Benefits In Workers’ Compensation
Here is a list of the most basic types of workers’ compensation benefits:
- Medical benefits are paid for specific medical conditions resulting from the work injury/occupational disease recognized in your claim.
- Temporary total disability is compensation paid to an injured worker who misses seven or more days of work as a result of an injury/occupational disease. The temporary total award provides compensation for the injured worker’s loss of earnings while healing from the injury. The weekly amount of temporary total compensation paid is based upon the injured worker’s earnings in the year prior to injury, with a maximum amount set by law. An injured worker is eligible for temporary total disability if they are not capable of performing the work they were doing when injured. An injured worker may not work in any capacity while receiving temporary total disability compensation.

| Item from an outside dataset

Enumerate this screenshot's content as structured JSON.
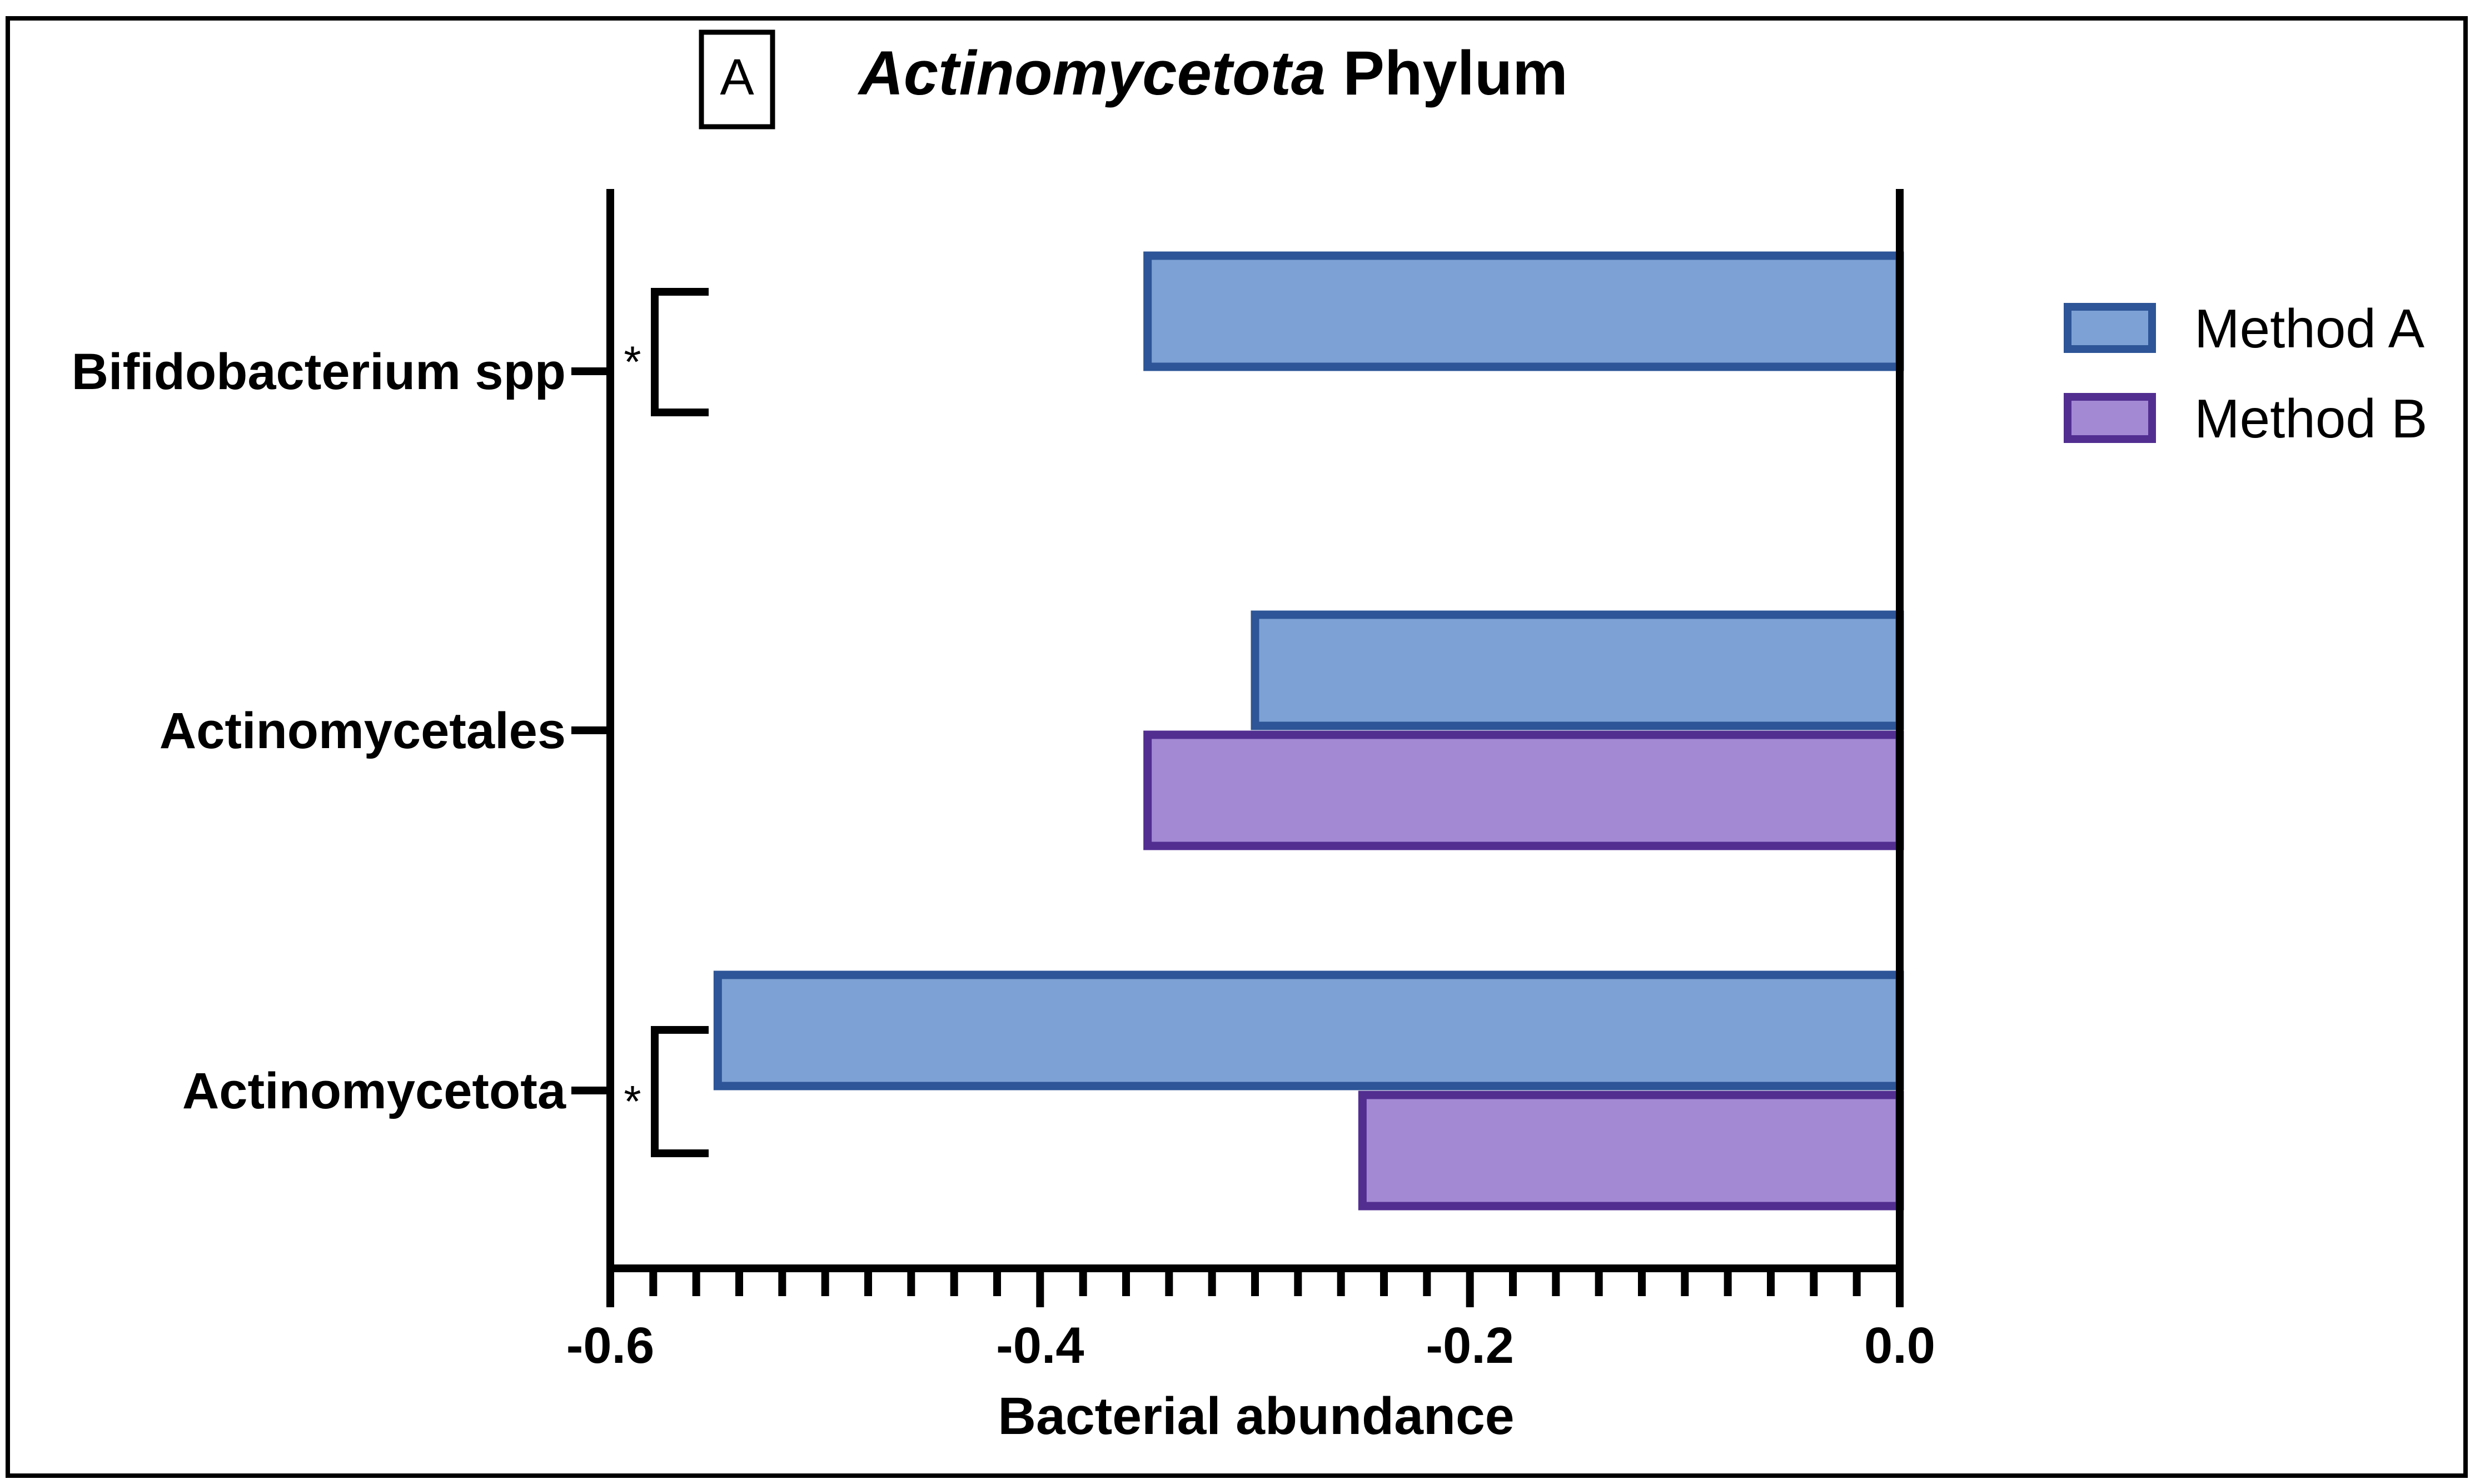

- Wage loss compensation provides compensation for the injured workers’ loss of earnings resulting from an injury. An injured worker is eligible for wage loss if he or she returns to work in a light duty capacity and makes less money than that earned at the time of injury.
- An injured worker may also be entitled to nonworking wage loss benefits, which provide compensation for an injured worker who is looking for work within any restrictions that have resulted from the work injury. There are limits to the amount of wage loss and nonworking wage loss that can be paid in a claim.
- Permanent partial disability compensation is an award to pay for permanent residuals, problems or limitations suffered by an injured worker as a result of injury. The permanent partial award is not a settlement and the claim remains open after receipt of a permanent partial award. An injured worker must wait a certain number of weeks (which varies depending upon the date of injury) before applying for this compensation.
- Permanent total disability compensation is an award given to an injured worker who is not capable of sustained remunerative employment as a result of the injury/occupational disease. Before an application for permanent total disability compensation can be filed, an injured worker must participate in a vocational rehabilitation program or make other significant efforts to return to work. To apply for permanent total disability compensation, the injured worker must submit evidence from a physician that he or she can never return to work as a result of his or her injuries. The decision whether to award permanent total disability is heard by a staff hearing officer of the Industrial Commission.
- An injured worker may apply for a violation of a specific safety requirement (VSSR) if his or her employer violated safety rules and the violation resulted in injury. Applications for these awards must be filed within two years from the date of injury or death. Applications are investigated by the Industrial Commission and referred to a hearing before a staff hearing officer.
- A loss of use award is a one-time award to an injured worker who loses a limb through amputation or as a result of condition(s) that make it useless. There are also loss of use injuries for loss of vision and total loss of hearing.